Raphaël Delpard est un cinéaste et romancier français, né le 26 janvier 1942 à Paris (11e).

Sa carrière reflète l'autonomie d'esprit d'un créatif qui ne peut rester fixé à un seul genre, et pour lequel tout peut servir plus tard, dans un contexte qu'il n'imagine pas encore. Brièvement marionnettiste et comédien, puis scénariste de cinéma, il passe lui-même à la réalisation: films de série B, comique et gore, téléfilms ("Le Marionnettiste" remporte le Clap d'Or de France3), et le film documentaire sur des sujets contemporains où il défriche des territoires inexplorés. Enfin, en tant qu'écrivain, il développe un panel tout aussi large: le livre-document sur des sujets sensibles, gardés secrets, et le roman. Au-delà du seul intérêt romanesque, ses personnages vivent, évoluent dans des contextes particuliers du 20ème siècle. Il met en évidence -  magistralement dans le livre-document précurseur "La Conférence de la Honte" Evian 1938, ainsi que dans le roman "Pour l'Amour de ma Terre" où le lecteur accompagne un paysan des années soixante luttant pour survivre malgré le premier PAC (politique agricole commune) et la mainmise des banques - la réalité des motivations derrière les agissements des politiques et leurs conséquences pour les populations. En un mot, comment l'Histoire impacte l'existence et l'histoire des individus. Ceux qui comptent pour lui.

Sommaire

Biographie et œuvres

Se destinant d'abord au théâtre, - où il a travaillé avec des noms tels que Jean-Louis Barrault, Jean Anouilh, - il suit simultanément une formation de marionnettiste avec Jean-Loup Temporal, et réalise quelques tournées scolaires avec sa propre compagnie et un spectacle de sa création, "Pierrot au Pays des Poissons". Une rencontre avec Claude Sautet et il entre dans le monde du cinéma, d'abord comme scénariste pour des réalisateurs tels Jean-Pierre Mocky, Sam Peckinpah et Robert Enrico, puis réalisateur de sujets divers.
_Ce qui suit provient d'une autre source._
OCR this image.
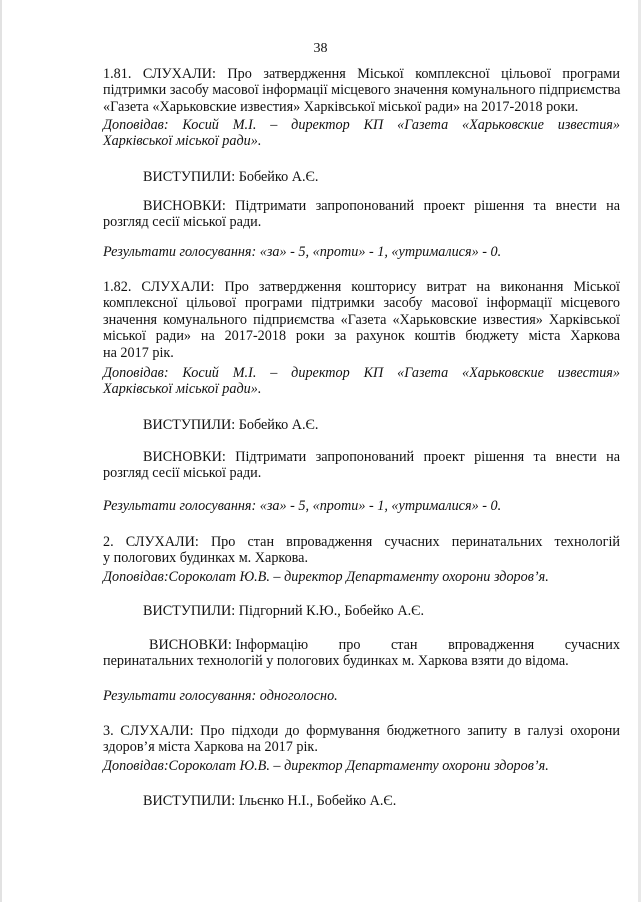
38
1.81. СЛУХАЛИ: Про затвердження Міської комплексної цільової програми
підтримки засобу масової інформації місцевого значення комунального підприємства
«Газета «Харьковские известия» Харківської міської ради» на 2017-2018 роки.
Доповідав: Косий М.І. – директор КП «Газета «Харьковские известия»
Харківської міської ради».
ВИСТУПИЛИ: Бобейко А.Є.
ВИСНОВКИ: Підтримати запропонований проект рішення та внести на
розгляд сесії міської ради.
Результати голосування: «за» - 5, «проти» - 1, «утрималися» - 0.
1.82. СЛУХАЛИ: Про затвердження кошторису витрат на виконання Міської
комплексної цільової програми підтримки засобу масової інформації місцевого
значення комунального підприємства «Газета «Харьковские известия» Харківської
міської ради» на 2017-2018 роки за рахунок коштів бюджету міста Харкова
на 2017 рік.
Доповідав: Косий М.І. – директор КП «Газета «Харьковские известия»
Харківської міської ради».
ВИСТУПИЛИ: Бобейко А.Є.
ВИСНОВКИ: Підтримати запропонований проект рішення та внести на
розгляд сесії міської ради.
Результати голосування: «за» - 5, «проти» - 1, «утрималися» - 0.
2. СЛУХАЛИ: Про стан впровадження сучасних перинатальних технологій
у пологових будинках м. Харкова.
Доповідав:Сороколат Ю.В. – директор Департаменту охорони здоров’я.
ВИСТУПИЛИ: Підгорний К.Ю., Бобейко А.Є.
ВИСНОВКИ: Інформацію про стан впровадження сучасних
перинатальних технологій у пологових будинках м. Харкова взяти до відома.
Результати голосування: одноголосно.
3. СЛУХАЛИ: Про підходи до формування бюджетного запиту в галузі охорони
здоров’я міста Харкова на 2017 рік.
Доповідав:Сороколат Ю.В. – директор Департаменту охорони здоров’я.
ВИСТУПИЛИ: Ільєнко Н.І., Бобейко А.Є.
L'une de ses premières réalisations, un film de commande s'inscrivant dans la tradition française du comique troupier Les Bidasses aux grandes manœuvres, lui apportera des ouvertures vers le genre qui lui tenait à cœur: le cinéma fantastique. Comme il le disait, tout sert.
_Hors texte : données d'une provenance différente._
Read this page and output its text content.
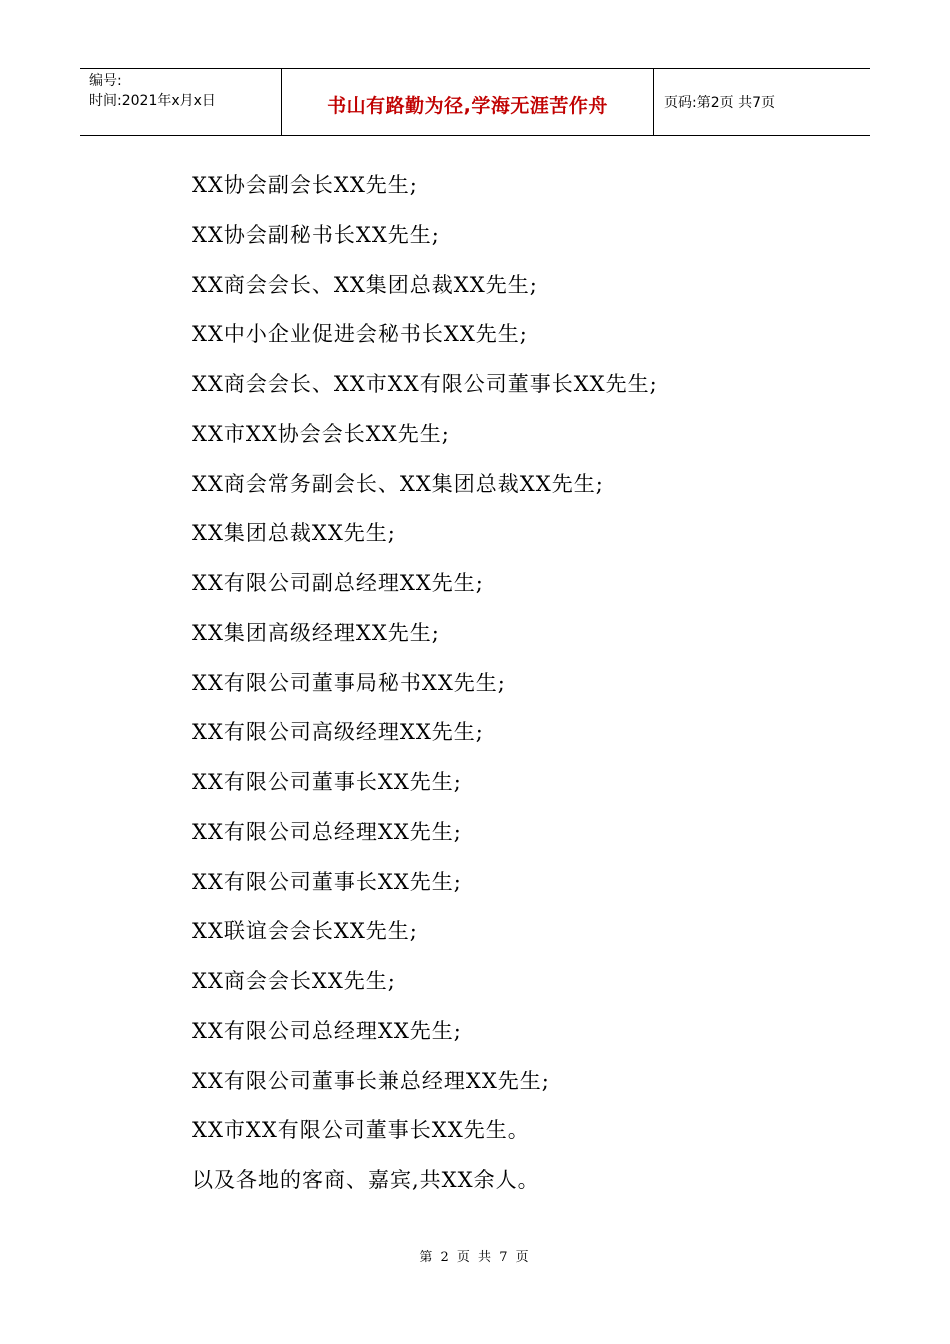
编号:
时间:2021年x月x日	书山有路勤为径,学海无涯苦作舟	页码:第2页 共7页
XX协会副会长XX先生;
XX协会副秘书长XX先生;
XX商会会长、XX集团总裁XX先生;
XX中小企业促进会秘书长XX先生;
XX商会会长、XX市XX有限公司董事长XX先生;
XX市XX协会会长XX先生;
XX商会常务副会长、XX集团总裁XX先生;
XX集团总裁XX先生;
XX有限公司副总经理XX先生;
XX集团高级经理XX先生;
XX有限公司董事局秘书XX先生;
XX有限公司高级经理XX先生;
XX有限公司董事长XX先生;
XX有限公司总经理XX先生;
XX有限公司董事长XX先生;
XX联谊会会长XX先生;
XX商会会长XX先生;
XX有限公司总经理XX先生;
XX有限公司董事长兼总经理XX先生;
XX市XX有限公司董事长XX先生。
以及各地的客商、嘉宾,共XX余人。
第 2 页 共 7 页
Ainsi Raphaël Delpard tournera en 1980, La Nuit de la mort (ressorti en vidéo sous le titre Les Griffes de la Mort), l'une des rares incursions françaises dans le domaine du film gore. Peu remarqué par le public français (du fait de sa sortie au même moment que le Shining de Stanley Kubrick), il connaîtra un certain succès aux États-Unis, recevant, pour l'occasion, un télégramme d'encouragement de la part de Tobe Hooper. Il mettra en chantier un film fantastique, Clash, sélectionné en 1984 au Festival d'Avoriaz, puis une comédie en 1985, Vive le fric, avant de délaisser le cinéma pour se consacrer à l'Histoire.

Depuis 1993, son œuvre littéraire prend de plus en plus d’importance. Elle est d’abord à la frontière de l’histoire et du journalisme, c’est-à-dire que Raphaël Delpard s’inspire d’une riche documentation puisée dans des archives peu connues et de reportages sur les lieux de conflit, ce qui l’amène parfois à prendre les risques des grands reporters.

Sous couvert de  documentation et de témoignages, transparaît une ferme volonté de regarder en face des vérités difficiles et des souffrances insupportables, exprimées dans un style sobre et maîtrisé, parfois poétique, qui les rend abordables.

La polémique suscitée par la plupart de ses livres-documents cache souvent aux yeux des critiques la qualité littéraire de ces œuvres, dans lesquelles le sens du rythme et de l'image rappellent l'homme de cinéma.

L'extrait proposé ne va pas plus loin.